I've patched this on my cluster and now I'm SASLing properly. Happy to do a pull request if you like.

However, I'm now on to the next problem, which several other people have raised, which is about a Broken Pipe being raised later in the process. So no OpenTSDB on secure Hadoop for me yet :-(

Hmm, yeah I think you definitely found the issue in the SecureRpcHelper. If you have a patch please do send it along. The netty replays are a bear to work with.

And do you have some example broken pipes and errors that appear before them?

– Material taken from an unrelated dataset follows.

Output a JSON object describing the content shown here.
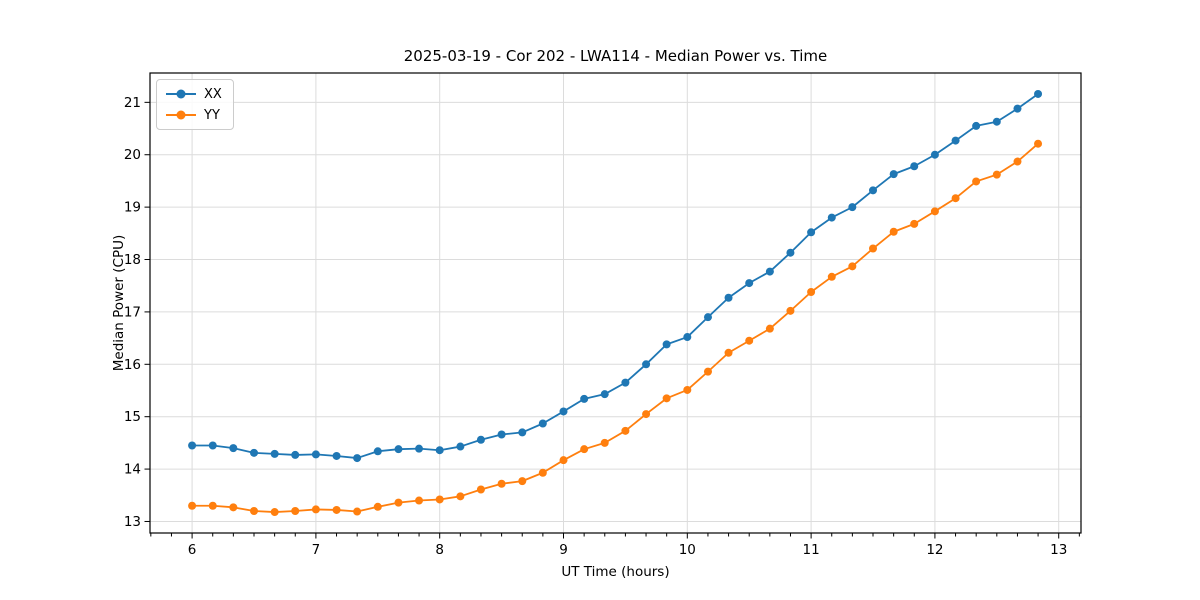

Thanks!

Hey, I am also facing the "Broken Pipe" issue after performing the fix for SecureRpcHelper.
The env I am working on is HDP 2.5.3

The HBase Region Server drops the TSDB connection, and here is what I see in the Region Server logs:-

2017-03-28 15:24:34,332 DEBUG [RpcServer.reader=1,bindAddress=xxxxx.xxxx.xxx.com,port=16020] ipc.RpcServer: RpcServer.listener,port=16020: Caught exception while reading:Problems unwrapping SASL buffer
2017-03-28 15:24:34,332 DEBUG [RpcServer.reader=1,bindAddress=xxxxxxx.xxxx.xxx.com,port=16020] ipc.RpcServer: RpcServer.listener,port=16020: DISCONNECTING client x.x.x.x:58603 because read count=-1. Number of active connections: 1

Hi, I'm trying to run OpenTSDB 2.4.0RC2 with asynchbase 1.8.0 with SecureRPCHelper.java patched as described by @nameeshambardar, and also run into a "Broken pipe" exception as mentioned by @sagonfor7 and @nameeshambardar. The stacktrace is roughly the same as the one shared by @nameeshambardar

Our HBase version is HBase 1.2.0-cdh5.13.0, with Kerberos enabled and hbase.rpc.protection security level set to privacy (auth-conf). Downgrading protection to authentication only is not an option.

Did anyone already find a workaround/fix to use OpenTSDB with a secured HBase? Is this an issue that is already being worked on?

Hi folks, try the "master" branch now please and let me know how this goes for you.